The output is saved to geotopic.json. Note that the shell script may choke if there are spaces in the path you give it.

Part 7:
# generate regex file to be used in NER
python generateRegex.py > regex.txt
# Follow the instruction of Using Regular Expression from https://wiki.apache.org/tika/TikaAndNER
# Run following command to get sweet.txt file
sh generateSweet.sh > sweet.txt
# Generate sweet.json file from sweet.txt
java -jar target/Content-Enrichment-1.0-SNAPSHOT-jar-with-dependencies.jar tJParser [Path to sweet.txt]

Part 8:
# merge features from different json outputs and create merged_features.json.
python merge_features.py
# generate merged_features_with_score.json that contains metadata score.
python metadata_score.py

Part 9:
For better or worse, we have several slightly different versions of our program and schema to ingest JSON output into Solr 4.10.4. The original version is in the Part9And10 folder, but parts 11 and 12 use modified versions in their respective "solr cores" folders to store different JSON data in separate Solr cores.

Before running solr_ingest.py:
pip3 install --user SolrClient
Copy schema.xml to solr-4.10.4/example/solr/collection1/conf (replace collection1 with appropriate core name)
Start up solr and create cores called collection1, geotopic, grobid, measurements, and sweet.

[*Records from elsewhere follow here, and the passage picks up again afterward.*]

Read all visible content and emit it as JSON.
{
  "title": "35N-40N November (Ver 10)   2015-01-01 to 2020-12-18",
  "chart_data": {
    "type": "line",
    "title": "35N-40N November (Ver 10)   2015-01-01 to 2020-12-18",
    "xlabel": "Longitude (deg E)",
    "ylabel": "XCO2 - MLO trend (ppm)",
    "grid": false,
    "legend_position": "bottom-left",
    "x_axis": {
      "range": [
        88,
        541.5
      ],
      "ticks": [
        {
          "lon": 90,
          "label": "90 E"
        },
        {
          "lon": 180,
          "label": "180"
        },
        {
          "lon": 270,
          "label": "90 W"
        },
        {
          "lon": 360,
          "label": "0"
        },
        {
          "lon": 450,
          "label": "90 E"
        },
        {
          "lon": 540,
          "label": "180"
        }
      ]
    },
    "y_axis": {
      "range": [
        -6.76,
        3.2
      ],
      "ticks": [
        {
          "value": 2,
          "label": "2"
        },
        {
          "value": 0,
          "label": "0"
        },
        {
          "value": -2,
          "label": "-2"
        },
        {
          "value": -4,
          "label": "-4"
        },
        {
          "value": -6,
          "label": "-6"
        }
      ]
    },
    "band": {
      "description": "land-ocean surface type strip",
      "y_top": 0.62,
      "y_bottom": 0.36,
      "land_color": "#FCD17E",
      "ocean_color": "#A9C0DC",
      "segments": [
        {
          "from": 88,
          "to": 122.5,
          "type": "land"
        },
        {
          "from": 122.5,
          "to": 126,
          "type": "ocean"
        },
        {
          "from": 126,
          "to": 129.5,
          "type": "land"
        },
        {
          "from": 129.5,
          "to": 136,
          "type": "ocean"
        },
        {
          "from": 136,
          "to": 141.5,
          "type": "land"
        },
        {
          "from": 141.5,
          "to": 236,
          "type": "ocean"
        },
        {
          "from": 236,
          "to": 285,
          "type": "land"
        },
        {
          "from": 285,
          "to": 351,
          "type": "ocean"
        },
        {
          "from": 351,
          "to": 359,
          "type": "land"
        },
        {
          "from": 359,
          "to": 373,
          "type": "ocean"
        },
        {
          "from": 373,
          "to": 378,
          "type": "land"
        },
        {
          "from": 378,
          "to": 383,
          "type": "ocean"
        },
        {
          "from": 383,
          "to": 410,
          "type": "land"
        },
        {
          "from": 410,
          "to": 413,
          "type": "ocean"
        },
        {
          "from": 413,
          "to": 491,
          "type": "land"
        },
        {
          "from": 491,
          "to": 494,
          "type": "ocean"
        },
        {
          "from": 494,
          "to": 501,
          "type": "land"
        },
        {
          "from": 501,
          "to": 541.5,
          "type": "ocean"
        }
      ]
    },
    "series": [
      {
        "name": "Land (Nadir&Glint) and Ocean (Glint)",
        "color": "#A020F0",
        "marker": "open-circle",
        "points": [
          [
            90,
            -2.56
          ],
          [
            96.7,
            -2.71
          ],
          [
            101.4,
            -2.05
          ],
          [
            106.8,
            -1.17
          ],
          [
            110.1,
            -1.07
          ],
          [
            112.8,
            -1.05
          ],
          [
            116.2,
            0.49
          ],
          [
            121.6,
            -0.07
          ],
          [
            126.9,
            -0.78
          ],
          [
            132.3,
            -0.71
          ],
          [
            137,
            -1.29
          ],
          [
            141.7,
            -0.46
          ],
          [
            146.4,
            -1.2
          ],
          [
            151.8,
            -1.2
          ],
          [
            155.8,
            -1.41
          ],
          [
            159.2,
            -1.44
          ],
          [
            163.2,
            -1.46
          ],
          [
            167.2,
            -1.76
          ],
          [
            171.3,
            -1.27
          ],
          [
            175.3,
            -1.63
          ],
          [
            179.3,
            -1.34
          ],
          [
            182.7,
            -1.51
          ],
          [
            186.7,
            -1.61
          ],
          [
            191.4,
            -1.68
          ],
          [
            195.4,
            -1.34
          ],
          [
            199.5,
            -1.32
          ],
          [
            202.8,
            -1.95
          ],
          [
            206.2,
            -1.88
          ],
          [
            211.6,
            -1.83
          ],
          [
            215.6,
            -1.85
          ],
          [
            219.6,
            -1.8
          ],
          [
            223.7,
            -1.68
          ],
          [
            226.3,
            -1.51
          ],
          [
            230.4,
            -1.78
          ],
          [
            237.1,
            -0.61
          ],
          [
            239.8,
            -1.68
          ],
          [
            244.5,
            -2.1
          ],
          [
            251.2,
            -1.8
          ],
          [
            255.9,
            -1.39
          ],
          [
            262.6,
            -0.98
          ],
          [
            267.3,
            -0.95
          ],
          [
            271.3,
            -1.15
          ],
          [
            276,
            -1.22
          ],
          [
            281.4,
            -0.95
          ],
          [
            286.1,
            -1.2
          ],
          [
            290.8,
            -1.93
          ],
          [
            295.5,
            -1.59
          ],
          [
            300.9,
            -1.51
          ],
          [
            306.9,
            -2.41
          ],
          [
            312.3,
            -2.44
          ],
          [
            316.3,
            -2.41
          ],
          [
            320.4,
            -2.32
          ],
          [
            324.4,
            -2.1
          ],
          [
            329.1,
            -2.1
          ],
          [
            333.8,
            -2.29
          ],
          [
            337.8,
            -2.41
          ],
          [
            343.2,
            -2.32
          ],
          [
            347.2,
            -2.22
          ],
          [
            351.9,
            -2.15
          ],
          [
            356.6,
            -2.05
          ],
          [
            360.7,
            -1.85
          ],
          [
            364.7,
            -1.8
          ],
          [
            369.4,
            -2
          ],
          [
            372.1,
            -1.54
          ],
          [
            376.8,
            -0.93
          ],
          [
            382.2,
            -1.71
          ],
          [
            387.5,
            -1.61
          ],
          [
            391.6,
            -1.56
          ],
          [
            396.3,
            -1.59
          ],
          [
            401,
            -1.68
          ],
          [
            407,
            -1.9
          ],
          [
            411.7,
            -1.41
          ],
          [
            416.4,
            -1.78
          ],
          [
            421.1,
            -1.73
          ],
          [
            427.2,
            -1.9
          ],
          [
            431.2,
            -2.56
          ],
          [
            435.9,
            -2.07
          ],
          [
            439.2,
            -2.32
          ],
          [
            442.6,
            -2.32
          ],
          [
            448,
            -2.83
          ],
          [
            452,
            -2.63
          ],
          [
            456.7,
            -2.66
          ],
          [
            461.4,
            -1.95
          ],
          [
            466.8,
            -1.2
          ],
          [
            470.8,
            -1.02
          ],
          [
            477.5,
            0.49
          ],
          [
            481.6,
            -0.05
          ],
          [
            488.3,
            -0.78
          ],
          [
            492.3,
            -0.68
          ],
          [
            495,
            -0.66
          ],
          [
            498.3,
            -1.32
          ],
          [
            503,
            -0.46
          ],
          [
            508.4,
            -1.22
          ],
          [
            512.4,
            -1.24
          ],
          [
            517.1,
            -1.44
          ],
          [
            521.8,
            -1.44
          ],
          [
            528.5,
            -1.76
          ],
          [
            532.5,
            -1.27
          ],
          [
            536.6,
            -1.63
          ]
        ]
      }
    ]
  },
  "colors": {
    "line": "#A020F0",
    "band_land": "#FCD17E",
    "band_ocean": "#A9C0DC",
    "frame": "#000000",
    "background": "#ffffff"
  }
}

Then cd into the directory that solr_ingest is in and run:
python3 ./solr_ingest.py

Then reload the Solr core.

In parts 11 and 12, you may have to copy schema.xml and run solr_ingest.py in each of the folders in "solr cores".

Part 10:
Annoyingly, the Memex GeoParser insists on running its own (quite slow) NER instead of using the already-extracted locations in our Solr index. We originally tried both importing our Solr index using the UI and writing a script to directly inject our NER extractions into GeoParser's Solr index, but after running into issues, the solution we eventually used was to save our location extractions to files in GeoParser's uploaded_files directory. This was less problematic than trying to import our Solr index, and lets NER extraction run much faster than giving GeoParser the raw Polar files. To run our script, cd into Part9And10 and run:

./memex_geoparser_ingest.py /path/to/GeoParser

Then reload the GeoParser web page.

Part 11:
# To setup the Solr cores for measurement extractions, related publications and authors ,extracted locations and SWEET features follow the instruction on the given link and name them as measurement,grobid,geotopic and sweet respectively
https://www.codeenigma.com/host/faq/how-do-i-create-solr-core-my-server
# Replace Schema.xml files to their corresponding conf folder for their cores.
# Generate index
python solr_ingest.py
# generate clusters using K-means and tika-similarity for sweet,grobid and measurements
python argK-means.py --inCore CORENAME --outJSON OUTJSON --Kvalue KVALUE
# generate clusters for geotopic
python argK-meansForGeo.py --inCore CORENAME --outJSON OUTJSON --Kvalue KVALUE
# You can visualize the clusters using k-means-geotopic.html,k-means-grobid.html,k-means-sweet.html and k-means-measurements.html
NOTE: Make sure that d3 folder is in the same directory as k-means-*.html files and the OUTJSON files are named geo-clusters.json,grobid-clusters.json,measurements-clusters.json and sweet-clusters.json.

Part 12:
# Load all files in Part 12 folder to the htdocs folder of your localhost/apache folder.
# D3 Visualizations are in the d3*_ folders.
NOTE: Same Solr cores are used as in Part 11.

Part 14:
# Perform initial setup using http://wiki.apache.org/tika/EXIFToolParser
# generate exif.json by executing following command
sh getExifData.sh